PUFF 2016: “NIGHT OF SOMETHING STRANGE” (Film Review)Movies/TV,News,Reviews Ken W. Hanley
If you’re offended easily, weak in the stomach, or adverse to the Troma / Frank Henenlotter brand of horror comedy, then there’s a good chance you won’t make it past the first five minutes of Jonathan Straiton’s NIGHT OF SOMETHING STRANGE. However, if you can make it past the necrophilia, rape monsters, and explosive bodily fluids, NIGHT OF SOMETHING STRANGE is one hell of a crowd-pleasing horror comedy, filled with memorable one-liners and insane practical FX. And even despite the crude, vulgar, and perverse turns that NIGHT OF SOMETHING STRANGE brings to the table, there’s a genuine earnestness behind the narrative that thankfully keeps the film from falling into SCARY MOVIE territory.
NIGHT OF SOMETHING STRANGE follows a group of high schoolers who stop into a middle-of-nowhere motel on the way to their beach hot-spot destination. However, unbeknownst to them, a night janitor at a local morgue has contracted an STD that turns all infected into bloodthirsty undead rapists, leaving a trail of carnage leading up to the motel. Now, these unwitting teens are forced to square off against these depraved maniacs and each other as they try to survive the night and stop the infection in its tracks.
If you’re a fan of horror comedy, NIGHT OF SOMETHING STRANGE is equal parts splatstick, gross-out sex comedy, and offensive shockfest, but above all, the film is very funny. From the visual gags to the instantly quotable one-liners, NIGHT OF SOMETHING STRANGE is extremely fun and hilarious if it’s your brand of humor. Furthermore, when the humor bleeds (literally or figuratively) into the FX side of the film, NIGHT OF SOMETHING STRANGE offers up some jaw-dropping anatomical creations that horror fans have certainly not seen before. But perhaps most importantly, NIGHT OF SOMETHING STRANGE understands its boundaries when it comes to its subject matter, and while the humor is paramount to the narrative, the film’s several rape scenes are certainly not played for laughs, nor are they as visceral as, say, I SPIT ON YOUR GRAVE; they’re almost incidental in nature, especially once the film takes a firm turn into monster movie territory.

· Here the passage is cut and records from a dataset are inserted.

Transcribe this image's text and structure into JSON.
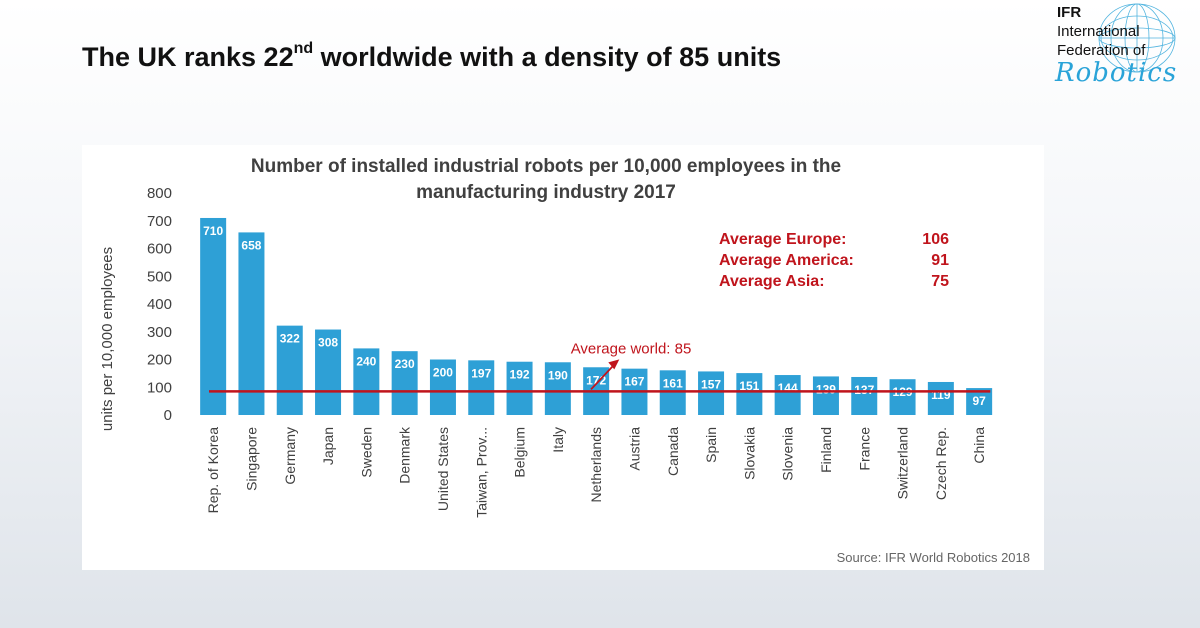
{
  "slide": {
    "title_main": "The UK ranks 22",
    "title_sup": "nd",
    "title_rest": " worldwide with a density of 85 units"
  },
  "logo": {
    "abbr": "IFR",
    "line1": "International",
    "line2": "Federation of",
    "script": "Robotics"
  },
  "averages": [
    {
      "label": "Average Europe:",
      "value": "106"
    },
    {
      "label": "Average America:",
      "value": "91"
    },
    {
      "label": "Average Asia:",
      "value": "75"
    }
  ],
  "source": "Source: IFR World Robotics 2018",
  "chart_data": {
    "type": "bar",
    "title": "Number of installed industrial robots per 10,000 employees in the manufacturing industry 2017",
    "title_lines": [
      "Number of installed industrial robots per 10,000 employees in the",
      "manufacturing industry 2017"
    ],
    "ylabel": "units per 10,000 employees",
    "xlabel": "",
    "ylim": [
      0,
      800
    ],
    "yticks": [
      0,
      100,
      200,
      300,
      400,
      500,
      600,
      700,
      800
    ],
    "grid": false,
    "categories": [
      "Rep. of Korea",
      "Singapore",
      "Germany",
      "Japan",
      "Sweden",
      "Denmark",
      "United States",
      "Taiwan, Prov...",
      "Belgium",
      "Italy",
      "Netherlands",
      "Austria",
      "Canada",
      "Spain",
      "Slovakia",
      "Slovenia",
      "Finland",
      "France",
      "Switzerland",
      "Czech Rep.",
      "China"
    ],
    "values": [
      710,
      658,
      322,
      308,
      240,
      230,
      200,
      197,
      192,
      190,
      172,
      167,
      161,
      157,
      151,
      144,
      139,
      137,
      129,
      119,
      97
    ],
    "reference_line": {
      "label": "Average world: 85",
      "value": 85
    },
    "colors": {
      "bar": "#2ea0d6",
      "bar_label": "#ffffff",
      "reference": "#c0141c",
      "axis_text": "#404040"
    }
  }
}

NIGHT OF SOMETHING STRANGE also works in part to its crew, who really treat the film as a labor of love despite its absurd action. Jonathan Straiton’s direction is solid, making the most of his limited budget while Colby Flinchum delivers top-tier FX work that one rarely finds in the genre in this day and age. Meanwhile, the score from Paul Amos perfectly fits the film’s B-movie atmosphere, and Rex Femscared’s cinematography does the genre-friendly moments justice, especially given the independent production value of the film.
NIGHT OF SOMETHING STRANGE delivers some really fun performances as well, even if they are as over-the-top as the script itself, penned by Straiton, Ron Bonk, and Mean Gene. Rebecca C. Kasek does well in the role of the generic lead protagonist, anchoring the film and injecting it with emotional resonance alongside Trey Harrison, whose Dirk gets some more comical moments via unwieldy bravado. Meanwhile, Michael Merchant, Toni Ann Gambale, Nicola Fiore, Tarrance Taylor, Al Lawler and John Walsh fill out the film’s adept ensemble, each nailing their moments of horror and comedy with gusto. But special praise should be given to Wayne W. Johnson, Kirk LaSalle, Janet Mayson, and Kera O’Bryon as the film’s creeps, delivering largely tongue-in-cheek physical performances.
Overall, while the subject matter will absolutely be divisive, NIGHT OF SOMETHING STRANGE is a twisted treat for all those who can ride it out to its bloody end. Filled with strong special effects, hilarious one-liners, and shocking moments that will either make you gag or guffaw, NIGHT OF SOMETHING STRANGE is the kind of sleazy independent rollercoaster that comes too few and far between among contemporary fright fare. And, if possible, horror fans should definitely try to catch NIGHT OF SOMETHING STRANGE on the big screen, as this film is best experienced with a crowd that is sure to laugh, cheer, and gasp in equal measure.